Buscando el olvido.

Buscando el olvido.
Algo ansiado en sus diversos aspectos: el de querer olvidar y el de no querer ser recordado.

Admito que camino nuevamente al borde del precipicio. Las decepciones de la vida vuelven a golpearme; y las pocas esperanzas con las que había retomado el año se han desvanecido. Los nervios, la ansiedad social, el desprecio por mi ser... Cosas que nunca van a desaparecer.

Dormir y no despertar. Casi mejor si lo hago sin soñar, pues ya he soñado demasiadas veces en mi vida. Tantas veces lo he hecho despierto y tantas veces he visto los sueños cayendo como un castillo de naipes...

Intento mirar hacia delante, al igual que lo he hago hacia atrás. Me digo que ya no queda tanto, que he llenado mi vida de desilusiones y con suerte en unos años se apagará definitivamente sin la necesidad de que sea yo el que baje el interruptor.
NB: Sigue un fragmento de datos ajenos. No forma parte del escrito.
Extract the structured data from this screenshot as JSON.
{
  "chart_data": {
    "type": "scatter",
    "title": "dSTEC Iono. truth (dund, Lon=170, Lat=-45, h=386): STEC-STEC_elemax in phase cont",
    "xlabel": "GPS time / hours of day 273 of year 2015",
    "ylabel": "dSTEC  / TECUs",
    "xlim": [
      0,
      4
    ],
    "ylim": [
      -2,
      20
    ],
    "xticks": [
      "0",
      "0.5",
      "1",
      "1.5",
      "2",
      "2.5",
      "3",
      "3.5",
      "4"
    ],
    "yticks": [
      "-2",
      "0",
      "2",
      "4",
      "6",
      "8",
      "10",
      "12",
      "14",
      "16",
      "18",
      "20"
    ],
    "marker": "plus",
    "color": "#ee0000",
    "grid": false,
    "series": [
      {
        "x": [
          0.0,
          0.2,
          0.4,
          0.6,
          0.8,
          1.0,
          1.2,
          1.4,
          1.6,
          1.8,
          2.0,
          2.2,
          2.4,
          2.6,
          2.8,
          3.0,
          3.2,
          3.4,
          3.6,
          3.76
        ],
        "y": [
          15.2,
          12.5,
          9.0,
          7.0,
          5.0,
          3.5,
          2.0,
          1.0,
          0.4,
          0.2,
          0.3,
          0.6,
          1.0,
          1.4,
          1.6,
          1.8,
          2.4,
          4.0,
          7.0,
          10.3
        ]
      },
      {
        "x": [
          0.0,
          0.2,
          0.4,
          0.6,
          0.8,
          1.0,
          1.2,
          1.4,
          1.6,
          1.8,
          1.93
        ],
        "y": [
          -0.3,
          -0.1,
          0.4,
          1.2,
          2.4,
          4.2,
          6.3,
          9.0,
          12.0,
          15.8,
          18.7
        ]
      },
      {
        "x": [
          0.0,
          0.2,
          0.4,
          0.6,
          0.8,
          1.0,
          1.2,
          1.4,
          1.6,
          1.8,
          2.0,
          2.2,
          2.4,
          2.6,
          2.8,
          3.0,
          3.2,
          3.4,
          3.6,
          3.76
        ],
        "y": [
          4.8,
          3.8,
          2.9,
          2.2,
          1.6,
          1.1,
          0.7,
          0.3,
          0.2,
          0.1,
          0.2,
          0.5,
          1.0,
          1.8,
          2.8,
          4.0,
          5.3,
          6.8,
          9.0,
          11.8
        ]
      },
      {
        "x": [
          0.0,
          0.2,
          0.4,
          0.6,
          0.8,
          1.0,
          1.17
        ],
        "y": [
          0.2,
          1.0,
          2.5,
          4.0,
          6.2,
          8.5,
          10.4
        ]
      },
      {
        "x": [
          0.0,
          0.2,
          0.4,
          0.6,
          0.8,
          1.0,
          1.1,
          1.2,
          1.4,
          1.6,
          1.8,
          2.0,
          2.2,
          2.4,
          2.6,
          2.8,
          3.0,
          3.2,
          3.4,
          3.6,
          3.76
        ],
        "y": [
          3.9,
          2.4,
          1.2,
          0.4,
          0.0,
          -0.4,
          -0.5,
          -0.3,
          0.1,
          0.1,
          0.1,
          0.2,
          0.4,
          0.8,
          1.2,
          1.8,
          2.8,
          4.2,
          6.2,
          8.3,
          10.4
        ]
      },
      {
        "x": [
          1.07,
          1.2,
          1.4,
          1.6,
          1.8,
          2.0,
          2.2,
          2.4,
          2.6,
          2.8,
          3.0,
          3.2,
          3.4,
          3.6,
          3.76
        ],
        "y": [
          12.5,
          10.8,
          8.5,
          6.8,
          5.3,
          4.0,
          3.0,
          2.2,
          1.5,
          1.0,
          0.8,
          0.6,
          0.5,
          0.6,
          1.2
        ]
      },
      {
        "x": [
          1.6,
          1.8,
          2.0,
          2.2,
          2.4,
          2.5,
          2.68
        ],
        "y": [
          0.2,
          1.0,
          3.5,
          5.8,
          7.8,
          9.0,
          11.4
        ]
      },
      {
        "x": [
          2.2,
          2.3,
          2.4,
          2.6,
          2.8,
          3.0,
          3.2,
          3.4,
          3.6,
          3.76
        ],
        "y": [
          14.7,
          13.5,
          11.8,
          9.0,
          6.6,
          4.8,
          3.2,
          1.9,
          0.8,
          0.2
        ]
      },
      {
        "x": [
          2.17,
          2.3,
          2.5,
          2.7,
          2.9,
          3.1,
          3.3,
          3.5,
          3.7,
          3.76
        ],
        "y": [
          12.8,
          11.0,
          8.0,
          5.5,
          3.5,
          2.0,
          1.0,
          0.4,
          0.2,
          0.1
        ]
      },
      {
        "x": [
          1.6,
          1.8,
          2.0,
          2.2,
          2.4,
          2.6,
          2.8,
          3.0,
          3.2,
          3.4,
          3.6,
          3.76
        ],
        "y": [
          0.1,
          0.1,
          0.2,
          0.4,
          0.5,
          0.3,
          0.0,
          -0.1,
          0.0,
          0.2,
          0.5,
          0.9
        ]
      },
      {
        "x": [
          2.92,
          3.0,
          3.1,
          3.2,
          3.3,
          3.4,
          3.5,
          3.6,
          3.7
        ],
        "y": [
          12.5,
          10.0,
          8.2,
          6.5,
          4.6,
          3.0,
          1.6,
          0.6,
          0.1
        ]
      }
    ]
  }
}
No veo futuro para esos años. No veo forma para aguantarlos y no creo que tenga fuerzas para resistirlos. ¿Cómo una persona con una vida, en teoría, tan cómoda, puede sentir tanto dolor?
Me golpea el dolor físico y machaca las pocas fuerzas que tengo para aguantar.

Llevo semanas peleando con la existencia, llorando oculto mientras intento fingir y engañar a los que me rodean; intentado mentirme a mí también sabiendo que esta dolor forma parte de mi maldición. Algo de lo que nunca podré deshacerme ya.